A coalition of banks, investors and insurers collectively controlling £130 trillion in assets stated that they will commit to reaching net-zero emissions across its portfolio by 2050. The coalition pledged to make climate change a central focus of major financial decisions for the decades to come. Mark Carney - the former head of the Bank of England said:

“We now have the essential plumbing in place to move climate change from the fringes to the forefront of finance so that every financial decision takes climate change into account,”

This is controversial given the heavy funding that goes into fossil expansion, with many environmental activists calling this out as greenwashing.

Financing the net-zero transition has been a focal point in the fight against climate change, with few countries actually keeping their 2010 pledge to provide $100 billion each year in climate aid by 2020 to help poorer countries transition to clean energy.

On this note, a new $10.5 billion in funds aimed at accelerating green energy projects in poor countries by philanthropic foundations

Ending overseas fossil fuel projects by 2022

20 countries pledged to end finance for overseas fossil fuel projects. Countries such as the UK, Denmark and Costa Rica were included in the countries agreeing to end overseas fossil fuel projects And diverting their funds to low-carbon efforts Such as clean energy. However, the countries involved can continue to develop fossil fuel resources nationally, meaning that this agreement would not stop the Cambo project in the UK.

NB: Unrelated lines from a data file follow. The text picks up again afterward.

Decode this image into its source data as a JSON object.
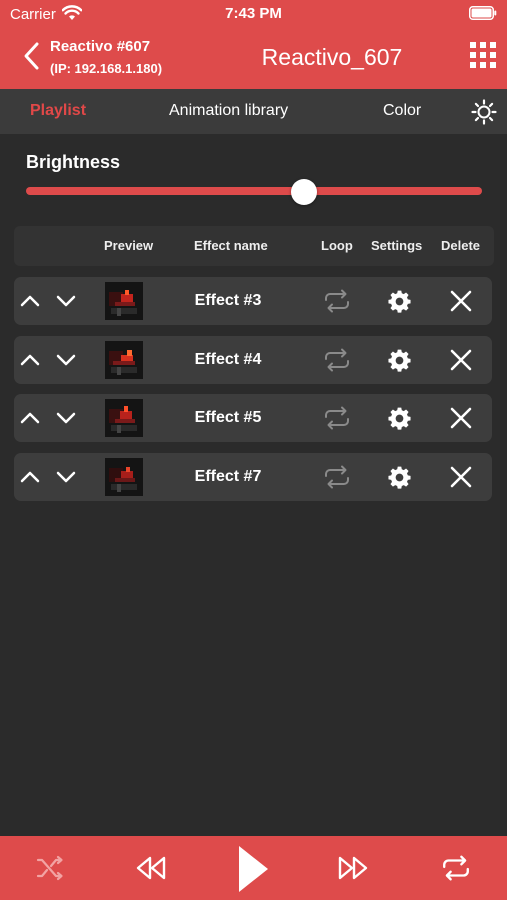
{
  "status_bar": {
    "carrier": "Carrier",
    "time": "7:43 PM",
    "icons": [
      "wifi-icon",
      "battery-icon"
    ]
  },
  "nav": {
    "device_name": "Reactivo #607",
    "device_ip": "(IP: 192.168.1.180)",
    "title": "Reactivo_607",
    "icons": [
      "chevron-left-icon",
      "grid-icon"
    ]
  },
  "tabs": {
    "items": [
      "Playlist",
      "Animation library",
      "Color"
    ],
    "active": "Playlist",
    "icon": "sun-icon"
  },
  "brightness": {
    "label": "Brightness",
    "value_fraction": 0.61
  },
  "table": {
    "headers": {
      "preview": "Preview",
      "effect_name": "Effect name",
      "loop": "Loop",
      "settings": "Settings",
      "delete": "Delete"
    },
    "rows": [
      {
        "name": "Effect #3"
      },
      {
        "name": "Effect #4"
      },
      {
        "name": "Effect #5"
      },
      {
        "name": "Effect #7"
      }
    ]
  },
  "bottom_bar": {
    "icons": [
      "shuffle-icon",
      "rewind-icon",
      "play-icon",
      "fast-forward-icon",
      "repeat-icon"
    ]
  },
  "colors": {
    "accent": "#de4b4b",
    "active_tab": "#e04848",
    "background": "#2b2b2b",
    "tab_bar": "#3b3b3b",
    "row": "#3d3d3d"
  }
}
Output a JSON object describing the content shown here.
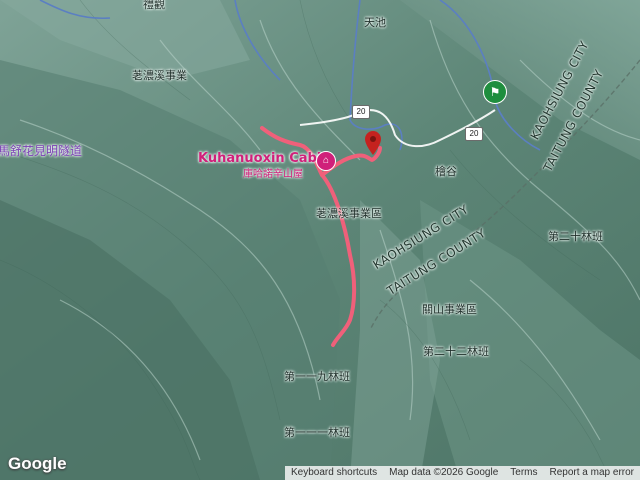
{
  "map": {
    "labels": {
      "lidu": "禮觀",
      "tianchi": "天池",
      "laonong_forest": "荖濃溪事業",
      "tunnel": "馬舒花見明隧道",
      "cabin_en": "Kuhanuoxin Cabin",
      "cabin_zh": "庫哈諾辛山屋",
      "laonong_area": "荖濃溪事業區",
      "meishan": "檜谷",
      "lot_20": "第二十林班",
      "guanshan_area": "關山事業區",
      "lot_22": "第二十二林班",
      "lot_119": "第一一九林班",
      "lot_111": "第一一一林班"
    },
    "county_labels": {
      "kaohsiung_city_1": "KAOHSIUNG CITY",
      "taitung_county_1": "TAITUNG COUNTY",
      "kaohsiung_city_2": "KAOHSIUNG CITY",
      "taitung_county_2": "TAITUNG COUNTY"
    },
    "road_shields": {
      "shield_1": "20",
      "shield_2": "20"
    },
    "icons": {
      "cabin": "lodging-icon",
      "pin": "map-pin-icon",
      "trailhead": "hiking-icon"
    },
    "colors": {
      "route": "#f0607a",
      "river": "#5b7fc2",
      "terrain": "#5f8a7c",
      "cabin_label": "#d0207a",
      "tunnel_label": "#7b3fb5"
    }
  },
  "footer": {
    "logo": "Google",
    "keyboard": "Keyboard shortcuts",
    "mapdata": "Map data ©2026 Google",
    "terms": "Terms",
    "report": "Report a map error"
  }
}
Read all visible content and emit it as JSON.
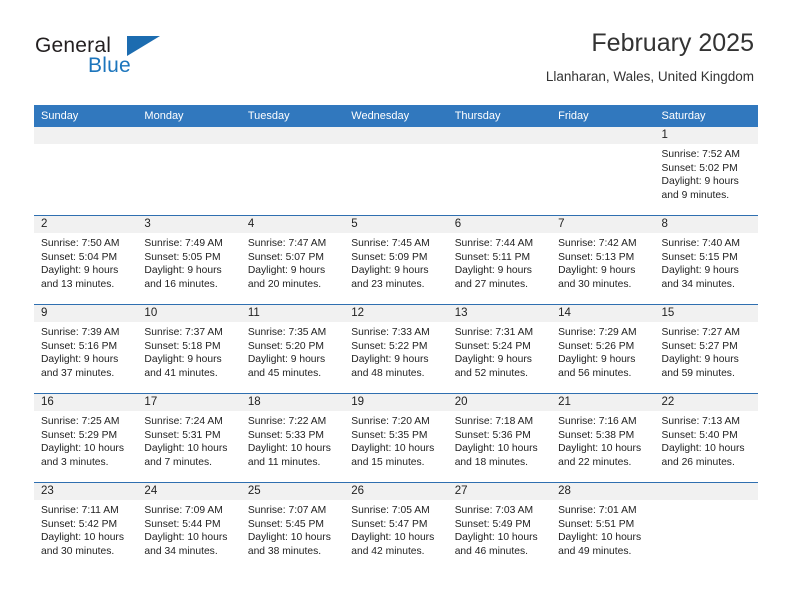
{
  "brand": {
    "name_part1": "General",
    "name_part2": "Blue",
    "accent_color": "#1c75bc",
    "triangle_color": "#1c6cb0"
  },
  "header": {
    "title": "February 2025",
    "subtitle": "Llanharan, Wales, United Kingdom",
    "header_bar_color": "#3178be"
  },
  "weekdays": [
    "Sunday",
    "Monday",
    "Tuesday",
    "Wednesday",
    "Thursday",
    "Friday",
    "Saturday"
  ],
  "labels": {
    "sunrise_prefix": "Sunrise:",
    "sunset_prefix": "Sunset:",
    "daylight_prefix": "Daylight:"
  },
  "weeks": [
    [
      {
        "day": "",
        "sunrise": "",
        "sunset": "",
        "daylight_line1": "",
        "daylight_line2": ""
      },
      {
        "day": "",
        "sunrise": "",
        "sunset": "",
        "daylight_line1": "",
        "daylight_line2": ""
      },
      {
        "day": "",
        "sunrise": "",
        "sunset": "",
        "daylight_line1": "",
        "daylight_line2": ""
      },
      {
        "day": "",
        "sunrise": "",
        "sunset": "",
        "daylight_line1": "",
        "daylight_line2": ""
      },
      {
        "day": "",
        "sunrise": "",
        "sunset": "",
        "daylight_line1": "",
        "daylight_line2": ""
      },
      {
        "day": "",
        "sunrise": "",
        "sunset": "",
        "daylight_line1": "",
        "daylight_line2": ""
      },
      {
        "day": "1",
        "sunrise": "Sunrise: 7:52 AM",
        "sunset": "Sunset: 5:02 PM",
        "daylight_line1": "Daylight: 9 hours",
        "daylight_line2": "and 9 minutes."
      }
    ],
    [
      {
        "day": "2",
        "sunrise": "Sunrise: 7:50 AM",
        "sunset": "Sunset: 5:04 PM",
        "daylight_line1": "Daylight: 9 hours",
        "daylight_line2": "and 13 minutes."
      },
      {
        "day": "3",
        "sunrise": "Sunrise: 7:49 AM",
        "sunset": "Sunset: 5:05 PM",
        "daylight_line1": "Daylight: 9 hours",
        "daylight_line2": "and 16 minutes."
      },
      {
        "day": "4",
        "sunrise": "Sunrise: 7:47 AM",
        "sunset": "Sunset: 5:07 PM",
        "daylight_line1": "Daylight: 9 hours",
        "daylight_line2": "and 20 minutes."
      },
      {
        "day": "5",
        "sunrise": "Sunrise: 7:45 AM",
        "sunset": "Sunset: 5:09 PM",
        "daylight_line1": "Daylight: 9 hours",
        "daylight_line2": "and 23 minutes."
      },
      {
        "day": "6",
        "sunrise": "Sunrise: 7:44 AM",
        "sunset": "Sunset: 5:11 PM",
        "daylight_line1": "Daylight: 9 hours",
        "daylight_line2": "and 27 minutes."
      },
      {
        "day": "7",
        "sunrise": "Sunrise: 7:42 AM",
        "sunset": "Sunset: 5:13 PM",
        "daylight_line1": "Daylight: 9 hours",
        "daylight_line2": "and 30 minutes."
      },
      {
        "day": "8",
        "sunrise": "Sunrise: 7:40 AM",
        "sunset": "Sunset: 5:15 PM",
        "daylight_line1": "Daylight: 9 hours",
        "daylight_line2": "and 34 minutes."
      }
    ],
    [
      {
        "day": "9",
        "sunrise": "Sunrise: 7:39 AM",
        "sunset": "Sunset: 5:16 PM",
        "daylight_line1": "Daylight: 9 hours",
        "daylight_line2": "and 37 minutes."
      },
      {
        "day": "10",
        "sunrise": "Sunrise: 7:37 AM",
        "sunset": "Sunset: 5:18 PM",
        "daylight_line1": "Daylight: 9 hours",
        "daylight_line2": "and 41 minutes."
      },
      {
        "day": "11",
        "sunrise": "Sunrise: 7:35 AM",
        "sunset": "Sunset: 5:20 PM",
        "daylight_line1": "Daylight: 9 hours",
        "daylight_line2": "and 45 minutes."
      },
      {
        "day": "12",
        "sunrise": "Sunrise: 7:33 AM",
        "sunset": "Sunset: 5:22 PM",
        "daylight_line1": "Daylight: 9 hours",
        "daylight_line2": "and 48 minutes."
      },
      {
        "day": "13",
        "sunrise": "Sunrise: 7:31 AM",
        "sunset": "Sunset: 5:24 PM",
        "daylight_line1": "Daylight: 9 hours",
        "daylight_line2": "and 52 minutes."
      },
      {
        "day": "14",
        "sunrise": "Sunrise: 7:29 AM",
        "sunset": "Sunset: 5:26 PM",
        "daylight_line1": "Daylight: 9 hours",
        "daylight_line2": "and 56 minutes."
      },
      {
        "day": "15",
        "sunrise": "Sunrise: 7:27 AM",
        "sunset": "Sunset: 5:27 PM",
        "daylight_line1": "Daylight: 9 hours",
        "daylight_line2": "and 59 minutes."
      }
    ],
    [
      {
        "day": "16",
        "sunrise": "Sunrise: 7:25 AM",
        "sunset": "Sunset: 5:29 PM",
        "daylight_line1": "Daylight: 10 hours",
        "daylight_line2": "and 3 minutes."
      },
      {
        "day": "17",
        "sunrise": "Sunrise: 7:24 AM",
        "sunset": "Sunset: 5:31 PM",
        "daylight_line1": "Daylight: 10 hours",
        "daylight_line2": "and 7 minutes."
      },
      {
        "day": "18",
        "sunrise": "Sunrise: 7:22 AM",
        "sunset": "Sunset: 5:33 PM",
        "daylight_line1": "Daylight: 10 hours",
        "daylight_line2": "and 11 minutes."
      },
      {
        "day": "19",
        "sunrise": "Sunrise: 7:20 AM",
        "sunset": "Sunset: 5:35 PM",
        "daylight_line1": "Daylight: 10 hours",
        "daylight_line2": "and 15 minutes."
      },
      {
        "day": "20",
        "sunrise": "Sunrise: 7:18 AM",
        "sunset": "Sunset: 5:36 PM",
        "daylight_line1": "Daylight: 10 hours",
        "daylight_line2": "and 18 minutes."
      },
      {
        "day": "21",
        "sunrise": "Sunrise: 7:16 AM",
        "sunset": "Sunset: 5:38 PM",
        "daylight_line1": "Daylight: 10 hours",
        "daylight_line2": "and 22 minutes."
      },
      {
        "day": "22",
        "sunrise": "Sunrise: 7:13 AM",
        "sunset": "Sunset: 5:40 PM",
        "daylight_line1": "Daylight: 10 hours",
        "daylight_line2": "and 26 minutes."
      }
    ],
    [
      {
        "day": "23",
        "sunrise": "Sunrise: 7:11 AM",
        "sunset": "Sunset: 5:42 PM",
        "daylight_line1": "Daylight: 10 hours",
        "daylight_line2": "and 30 minutes."
      },
      {
        "day": "24",
        "sunrise": "Sunrise: 7:09 AM",
        "sunset": "Sunset: 5:44 PM",
        "daylight_line1": "Daylight: 10 hours",
        "daylight_line2": "and 34 minutes."
      },
      {
        "day": "25",
        "sunrise": "Sunrise: 7:07 AM",
        "sunset": "Sunset: 5:45 PM",
        "daylight_line1": "Daylight: 10 hours",
        "daylight_line2": "and 38 minutes."
      },
      {
        "day": "26",
        "sunrise": "Sunrise: 7:05 AM",
        "sunset": "Sunset: 5:47 PM",
        "daylight_line1": "Daylight: 10 hours",
        "daylight_line2": "and 42 minutes."
      },
      {
        "day": "27",
        "sunrise": "Sunrise: 7:03 AM",
        "sunset": "Sunset: 5:49 PM",
        "daylight_line1": "Daylight: 10 hours",
        "daylight_line2": "and 46 minutes."
      },
      {
        "day": "28",
        "sunrise": "Sunrise: 7:01 AM",
        "sunset": "Sunset: 5:51 PM",
        "daylight_line1": "Daylight: 10 hours",
        "daylight_line2": "and 49 minutes."
      },
      {
        "day": "",
        "sunrise": "",
        "sunset": "",
        "daylight_line1": "",
        "daylight_line2": ""
      }
    ]
  ]
}
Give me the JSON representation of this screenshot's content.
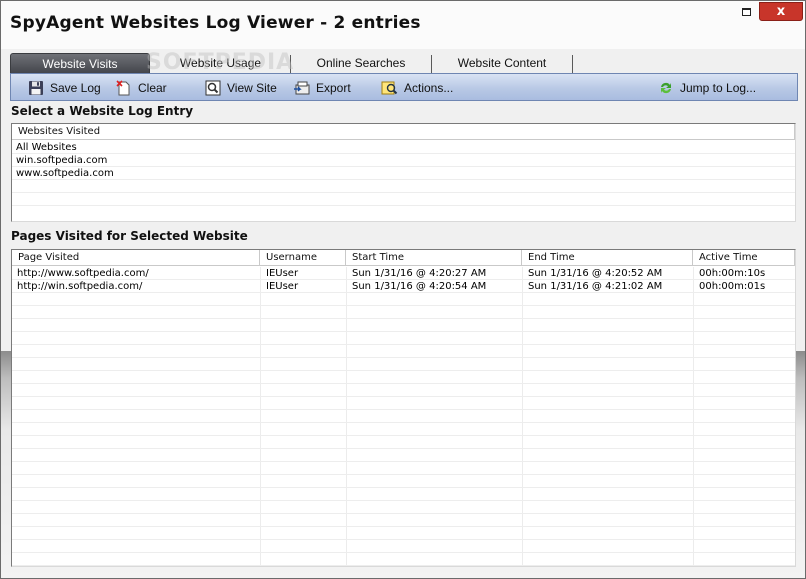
{
  "window": {
    "title": "SpyAgent Websites Log Viewer - 2 entries",
    "close_glyph": "x",
    "minimize_icon": "minimize-icon"
  },
  "tabs": [
    {
      "label": "Website Visits",
      "active": true
    },
    {
      "label": "Website Usage",
      "active": false
    },
    {
      "label": "Online Searches",
      "active": false
    },
    {
      "label": "Website Content",
      "active": false
    }
  ],
  "watermark": "SOFTPEDIA",
  "toolbar": {
    "save_log": "Save Log",
    "clear": "Clear",
    "view_site": "View Site",
    "export": "Export",
    "actions": "Actions...",
    "jump_to_log": "Jump to Log..."
  },
  "sites_section": {
    "label": "Select a Website Log Entry",
    "column": "Websites Visited",
    "items": [
      "All Websites",
      "win.softpedia.com",
      "www.softpedia.com"
    ]
  },
  "pages_section": {
    "label": "Pages Visited for Selected Website",
    "columns": [
      "Page Visited",
      "Username",
      "Start Time",
      "End Time",
      "Active Time"
    ],
    "rows": [
      [
        "http://www.softpedia.com/",
        "IEUser",
        "Sun  1/31/16 @ 4:20:27 AM",
        "Sun  1/31/16 @ 4:20:52 AM",
        "00h:00m:10s"
      ],
      [
        "http://win.softpedia.com/",
        "IEUser",
        "Sun  1/31/16 @ 4:20:54 AM",
        "Sun  1/31/16 @ 4:21:02 AM",
        "00h:00m:01s"
      ]
    ]
  },
  "colors": {
    "toolbar_top": "#d9e3f4",
    "toolbar_bottom": "#a9bce0",
    "tab_active": "#55575c",
    "close_button": "#c8352a"
  }
}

Most of these agreements and pledges are subject to integration in the signatories’ domestic systems. Some must be taken with a grain of salt, given the massive amounts of greenwashing that private and public entities engage in. With most world leaders leaving COP26: most notably Boris Johnson leaving Glasgow with a plane (best alternative: taking the train), we see the most prominent criticism with regards to this summit being this: how can such entities - entities representing, maintaining and being supported by this system - call for an end to the status quo when they embody the system that has cause this climate crisis in the first place?